Открылся лифт, и из него показалась молоденькая девушка в маленькой черной шляпке без полей. Выглядела она так, будто попала на вечеринку не по тому адресу. Но за ней показалась Дженни, а затем целая куча подростков высыпала на ковер. Они собрались у Альберта и пришли сюда вместе. Все были в черном. Их совершенно не смущала эта ужасная жизненная ситуация, абсолютно реальная, – наоборот, они как будто нутром чуяли, что пришло их время. Первая партия из лифта выстроилась в ряд, чтобы выразить Лидии свои соболезнования, они были похожи на детишек, поздравляющих с победой тренера вражеской команды. Альберт узнал меня и вышел из строя, чтобы пожать мне руку. Но тут лифт снова звякнул, а потом еще и еще, в комнате стало шумно, и вскоре молодежь была уже в большинстве. Всем хотелось обняться; Ник уставился на ножки столика; пока мы разговаривали, он позволил мне положить руку ему на плечо. «Родственники что, не рады, что мы пришли?» – спросила у меня Дженни. На ней было взрослое черное платье; она сказала, что купила его только сегодня. Я представил себе, как она идет в магазин, как она целенаправленно припарковалась в гараже торгового центра «Променад» и направилась в «Диллардз».
Организовать решили не благотворительный концерт, а памятный. «Ты же стихи пишешь, да?» Они хотели, чтобы я прочел что-нибудь. Я, разумеется, отказался; я выбрался из толпы детей и снова пошел к взрослым. Но вообще их решение что-то организовать меня сильно утешало.
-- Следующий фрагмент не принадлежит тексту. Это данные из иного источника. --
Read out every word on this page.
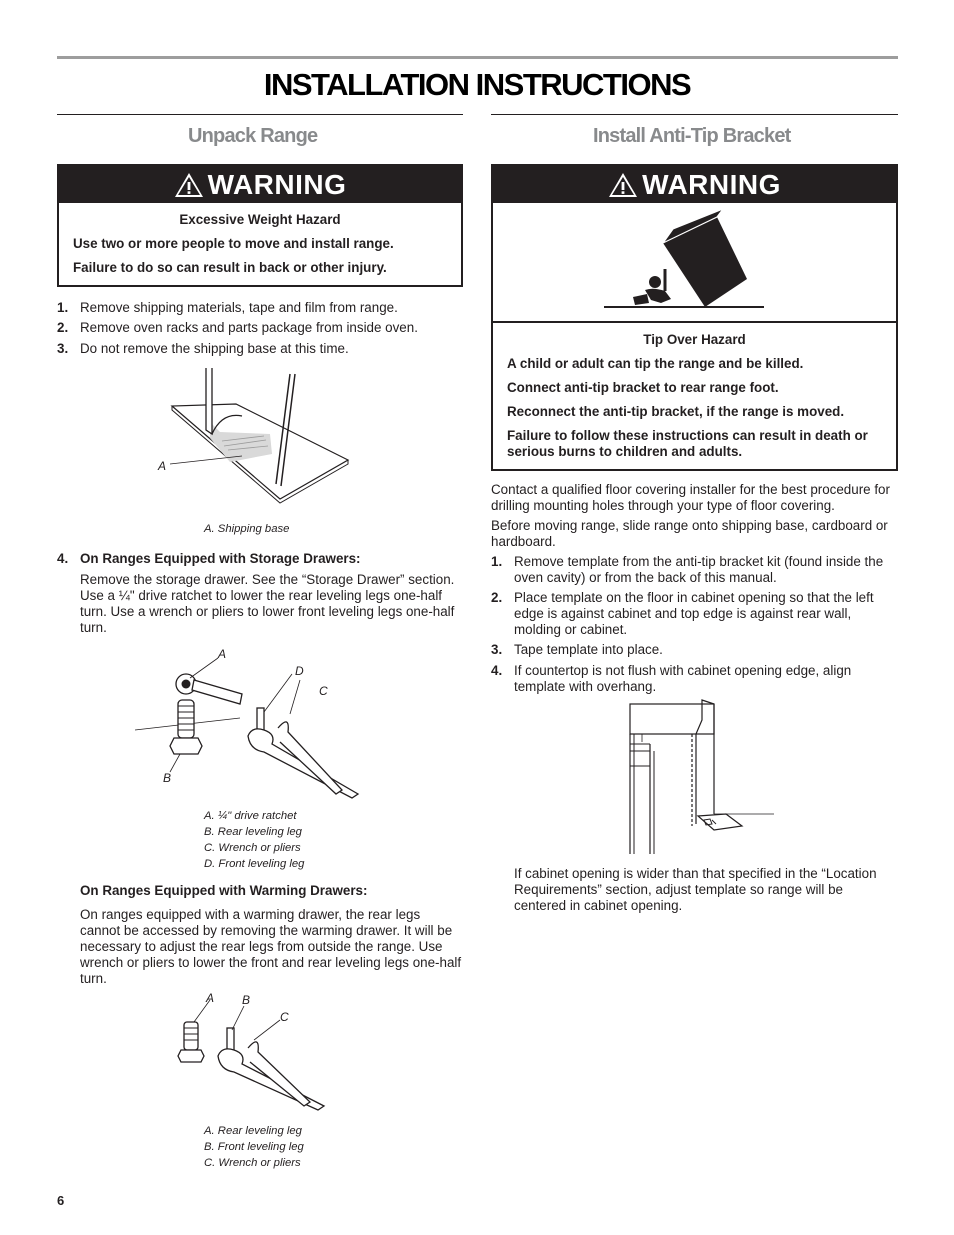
INSTALLATION INSTRUCTIONS
Unpack Range
WARNING
Excessive Weight Hazard

Use two or more people to move and install range.

Failure to do so can result in back or other injury.

1. Remove shipping materials, tape and film from range.
2. Remove oven racks and parts package from inside oven.
3. Do not remove the shipping base at this time.
A
A. Shipping base
4. On Ranges Equipped with Storage Drawers:
Remove the storage drawer. See the “Storage Drawer” section. Use a ¼" drive ratchet to lower the rear leveling legs one-half turn. Use a wrench or pliers to lower front leveling legs one-half turn.
A
D
C
B
A. ¼" drive ratchet
B. Rear leveling leg
C. Wrench or pliers
D. Front leveling leg
On Ranges Equipped with Warming Drawers:
On ranges equipped with a warming drawer, the rear legs cannot be accessed by removing the warming drawer. It will be necessary to adjust the rear legs from outside the range. Use wrench or pliers to lower the front and rear leveling legs one-half turn.
A B
C
A. Rear leveling leg
B. Front leveling leg
C. Wrench or pliers
6
Install Anti-Tip Bracket
WARNING
Tip Over Hazard

A child or adult can tip the range and be killed.

Connect anti-tip bracket to rear range foot.

Reconnect the anti-tip bracket, if the range is moved.

Failure to follow these instructions can result in death or serious burns to children and adults.

Contact a qualified floor covering installer for the best procedure for drilling mounting holes through your type of floor covering.
Before moving range, slide range onto shipping base, cardboard or hardboard.
1. Remove template from the anti-tip bracket kit (found inside the oven cavity) or from the back of this manual.
2. Place template on the floor in cabinet opening so that the left edge is against cabinet and top edge is against rear wall, molding or cabinet.
3. Tape template into place.
4. If countertop is not flush with cabinet opening edge, align template with overhang.
If cabinet opening is wider than that specified in the “Location Requirements” section, adjust template so range will be centered in cabinet opening.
Я подошел к столику, где были выставлены напитки, присоединившись к Кэрри Фитцпатрик. Я испугался, что рукавами своего кимоно она сметет канапе, и предложил ей налить.
– Такие прекрасные дети, – сказала Кэрри, держа бокал. – Я очень рада, что они все смогли прийти.
– И я.
– В детстве Эдриен была очень стеснительная, она приходила к нам играть с Чейзом, но он даже и не знал, где она. Она пряталась где-то в доме часами. В конце концов мы перестали ее разыскивать, просто ждали, когда она покажется, ну, ты понимаешь. Эта девочка была маленьким демоненком. А теперь столько людей ее любит.
После этих слов Кэрри стала мне нравиться. Мне как будто и добавить было нечего. Но она упорно смотрела на меня, глаза у нее были большие, полные слез. Так что я ответил.
– Для меня сегодняшнее собрание не особо много значило, пока они все не пришли.
– И для меня, – согласилась Кэрри. Она готова была расплакаться.
– А с Чейзом вы разговаривали? – поспешно спросил я.
Она закрыла глаза и кивнула.
– Да, – хрипло сказала она. – Сейчас он, наверное, уже из аэропорта едет. Он сказал… – Кэрри моргнула и вытерла лицо. – Так вот, там у них целая группа молодежи, все из Талсы, они всегда обедают вместе, с ним и с Эдриен. Чейз сказал, что они все хотят приехать, если будут официальные похороны.